El control de malezas dio un paso histórico en Argentina. La Secretaría de Agricultura, Ganadería y Pesca informó que el país se convirtió en el primero del mundo en aprobar una nueva tecnología destinada a combatir malezas gramíneas resistentes a herbicidas de uso común, como el glifosato.

La innovación llega en un contexto de creciente preocupación por la expansión de estas especies resistentes.

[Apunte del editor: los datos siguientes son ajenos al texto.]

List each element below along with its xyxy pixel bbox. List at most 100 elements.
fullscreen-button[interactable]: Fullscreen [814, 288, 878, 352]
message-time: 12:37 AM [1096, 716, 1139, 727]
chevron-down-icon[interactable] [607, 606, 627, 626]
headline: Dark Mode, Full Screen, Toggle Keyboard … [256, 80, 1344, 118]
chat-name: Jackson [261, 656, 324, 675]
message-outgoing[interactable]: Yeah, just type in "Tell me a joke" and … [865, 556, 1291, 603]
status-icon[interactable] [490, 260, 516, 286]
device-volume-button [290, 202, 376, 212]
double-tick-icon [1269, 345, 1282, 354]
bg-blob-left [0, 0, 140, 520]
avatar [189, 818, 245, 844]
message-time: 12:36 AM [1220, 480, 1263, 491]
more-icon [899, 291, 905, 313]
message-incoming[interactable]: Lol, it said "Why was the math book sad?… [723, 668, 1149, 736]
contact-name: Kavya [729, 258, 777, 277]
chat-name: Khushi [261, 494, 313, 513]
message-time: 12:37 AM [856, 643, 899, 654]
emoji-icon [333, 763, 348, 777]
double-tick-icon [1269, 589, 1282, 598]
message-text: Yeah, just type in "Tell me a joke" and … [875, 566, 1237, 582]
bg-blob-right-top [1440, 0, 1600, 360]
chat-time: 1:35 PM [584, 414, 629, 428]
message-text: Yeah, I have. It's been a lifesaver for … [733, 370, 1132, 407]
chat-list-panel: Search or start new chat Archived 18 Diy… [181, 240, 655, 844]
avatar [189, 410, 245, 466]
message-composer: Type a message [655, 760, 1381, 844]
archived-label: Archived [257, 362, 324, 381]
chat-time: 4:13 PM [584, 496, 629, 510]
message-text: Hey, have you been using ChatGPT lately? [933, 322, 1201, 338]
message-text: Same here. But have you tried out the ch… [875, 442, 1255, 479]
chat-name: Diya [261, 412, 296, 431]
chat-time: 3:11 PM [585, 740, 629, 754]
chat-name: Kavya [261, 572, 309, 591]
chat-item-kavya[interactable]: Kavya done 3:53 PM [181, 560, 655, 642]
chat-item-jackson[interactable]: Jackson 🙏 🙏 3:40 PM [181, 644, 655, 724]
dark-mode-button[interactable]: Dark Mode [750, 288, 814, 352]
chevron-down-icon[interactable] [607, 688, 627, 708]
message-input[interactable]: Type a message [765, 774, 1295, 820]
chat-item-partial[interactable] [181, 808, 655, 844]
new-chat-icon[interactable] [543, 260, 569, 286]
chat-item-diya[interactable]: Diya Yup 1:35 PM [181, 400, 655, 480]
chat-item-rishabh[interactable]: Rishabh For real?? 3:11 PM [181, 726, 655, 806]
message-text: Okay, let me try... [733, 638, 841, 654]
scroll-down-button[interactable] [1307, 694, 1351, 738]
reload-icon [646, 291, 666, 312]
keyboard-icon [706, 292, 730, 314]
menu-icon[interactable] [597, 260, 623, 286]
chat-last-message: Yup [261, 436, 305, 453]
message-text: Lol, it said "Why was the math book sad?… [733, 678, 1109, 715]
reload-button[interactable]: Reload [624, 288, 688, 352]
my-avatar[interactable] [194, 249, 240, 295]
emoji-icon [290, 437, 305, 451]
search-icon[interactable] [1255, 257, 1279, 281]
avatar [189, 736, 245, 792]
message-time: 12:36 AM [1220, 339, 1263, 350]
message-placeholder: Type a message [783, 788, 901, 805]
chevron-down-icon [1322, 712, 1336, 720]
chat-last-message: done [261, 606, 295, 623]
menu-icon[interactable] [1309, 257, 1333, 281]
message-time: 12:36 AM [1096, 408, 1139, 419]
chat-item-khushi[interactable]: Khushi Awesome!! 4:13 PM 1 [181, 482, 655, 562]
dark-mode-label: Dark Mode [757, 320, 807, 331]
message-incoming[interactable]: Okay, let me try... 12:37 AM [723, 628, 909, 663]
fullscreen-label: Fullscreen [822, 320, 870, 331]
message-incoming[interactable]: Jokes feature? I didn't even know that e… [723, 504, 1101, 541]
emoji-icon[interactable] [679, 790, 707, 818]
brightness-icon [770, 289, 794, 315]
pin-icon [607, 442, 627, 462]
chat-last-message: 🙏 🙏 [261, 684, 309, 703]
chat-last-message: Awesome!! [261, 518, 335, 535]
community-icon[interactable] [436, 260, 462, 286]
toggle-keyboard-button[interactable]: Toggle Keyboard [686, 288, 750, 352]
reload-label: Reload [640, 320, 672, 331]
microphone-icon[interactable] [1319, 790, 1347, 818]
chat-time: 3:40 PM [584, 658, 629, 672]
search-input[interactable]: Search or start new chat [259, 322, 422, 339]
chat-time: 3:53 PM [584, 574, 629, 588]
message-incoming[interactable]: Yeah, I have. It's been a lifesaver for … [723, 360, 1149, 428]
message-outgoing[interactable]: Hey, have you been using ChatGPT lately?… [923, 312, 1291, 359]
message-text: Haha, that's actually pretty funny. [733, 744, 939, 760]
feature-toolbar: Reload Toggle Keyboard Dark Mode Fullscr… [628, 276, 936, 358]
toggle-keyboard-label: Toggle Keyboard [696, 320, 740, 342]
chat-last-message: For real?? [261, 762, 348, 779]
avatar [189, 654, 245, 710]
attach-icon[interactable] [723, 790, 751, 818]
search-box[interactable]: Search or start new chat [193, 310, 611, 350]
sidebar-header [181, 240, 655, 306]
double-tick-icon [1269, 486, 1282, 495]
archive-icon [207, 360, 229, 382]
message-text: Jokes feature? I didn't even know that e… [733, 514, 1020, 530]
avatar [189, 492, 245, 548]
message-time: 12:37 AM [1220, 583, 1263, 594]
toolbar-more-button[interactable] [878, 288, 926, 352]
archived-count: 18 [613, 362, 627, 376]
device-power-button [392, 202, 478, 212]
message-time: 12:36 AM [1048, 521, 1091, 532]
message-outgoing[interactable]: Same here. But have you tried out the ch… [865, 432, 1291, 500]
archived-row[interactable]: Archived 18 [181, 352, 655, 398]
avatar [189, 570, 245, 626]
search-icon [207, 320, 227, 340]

Los productores enfrentan cada vez más dificultades para manejarlas con las herramientas tradicionales. Esto genera mayores costos y riesgos para la producción agrícola.

Las malezas resistentes representan una amenaza importante para los cultivos. Además de sobrevivir a los tratamientos habituales, compiten por nutrientes, agua y luz solar. También pueden actuar como hospedantes de plagas, hongos, virus y bacterias, afectando el rendimiento de los lotes.

 

Una respuesta para mejorar el control de malezas

La nueva tecnología fue diseñada específicamente para fortalecer el control de malezas gramíneas resistentes en cultivos estratégicos. Entre ellos se encuentran la soja y el algodón. También podrá utilizarse en aplicaciones de presiembra en cereales y maíz.

El ingrediente activo del producto fue aprobado por el Servicio Nacional de Sanidad y Calidad Agroalimentaria (SENASA) el 15 de diciembre de 2025. Posteriormente, la formulación recibió la autorización correspondiente en abril de 2026. Finalmente, el lanzamiento comercial se realizó en junio de este año.

Desde el sector destacan que esta herramienta ofrece una alternativa concreta frente a un problema que afecta a numerosas regiones productivas. Su incorporación podría mejorar la eficiencia del control de malezas y contribuir a sostener los niveles de productividad.

Argentina ocupa el tercer lugar mundial en producción de soja y se caracteriza por la rápida adopción de innovaciones tecnológicas en el agro. Esta aprobación refuerza el posicionamiento del país entre los mercados agrícolas más avanzados del mundo.